Inflight Internet is also available on Singapore Airlines’ Boeing 777-300ER, with 30MB free for all business class passengers (good for a quick hit of email, online news or social media).
After that 30MB vanishes all-too-quickly you have a choice between three data-capped plans: US$7 for 15MB, US$13 for 30MB and US$20 for 50MB. But the connection proved so slow that I’d suggest it isn't worth signing up for.
Service on this flight was typically Singapore Airlines: prompt yet unobtrusive. Especially on the Canberra-Singapore leg the crew seemed well aware that sleep would be a premium, so they bustled the meals out within a half hour of our departure.

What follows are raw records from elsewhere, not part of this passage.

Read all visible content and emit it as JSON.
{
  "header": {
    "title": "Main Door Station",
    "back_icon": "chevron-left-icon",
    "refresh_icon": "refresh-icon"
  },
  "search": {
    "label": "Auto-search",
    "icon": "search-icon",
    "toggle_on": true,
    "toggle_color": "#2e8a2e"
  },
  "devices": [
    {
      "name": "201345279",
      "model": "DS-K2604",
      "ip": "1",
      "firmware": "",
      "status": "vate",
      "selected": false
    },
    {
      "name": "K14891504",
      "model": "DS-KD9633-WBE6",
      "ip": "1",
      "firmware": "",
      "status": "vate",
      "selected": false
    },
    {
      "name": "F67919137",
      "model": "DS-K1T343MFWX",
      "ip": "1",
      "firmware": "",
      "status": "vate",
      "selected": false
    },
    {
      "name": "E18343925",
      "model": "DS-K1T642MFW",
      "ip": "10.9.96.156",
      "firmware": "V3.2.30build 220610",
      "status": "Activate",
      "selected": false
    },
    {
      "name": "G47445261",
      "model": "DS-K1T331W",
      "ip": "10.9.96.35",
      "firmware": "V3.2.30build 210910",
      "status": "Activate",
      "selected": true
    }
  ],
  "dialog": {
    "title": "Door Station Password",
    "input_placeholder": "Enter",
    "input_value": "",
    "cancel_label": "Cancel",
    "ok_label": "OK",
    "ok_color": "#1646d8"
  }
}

The flight itself was typically Singapore Airlines and hard to fault for business class. The challenges come from the route and the timing: passengers leaving from Sydney won't be able to sleep until after departing Canberra coming up to midnight, although that's roughly the same 7½ flying time as a straight Sydney-Singapore trip.
Of course, you’ll likely want your accomodation sorted for an early checkin at the hotel after that 5.15am arrival into Singapore – this might mean having your room booked from the day prior.
That given, SQ288 will be a good fit into the schedule of busy Sydney business travellers who want to zip straight from their office to the lounge, while Canberra’s corporate flyers can have a relaxing dinner at home and even tuck the kids into bed before making their way to the airport.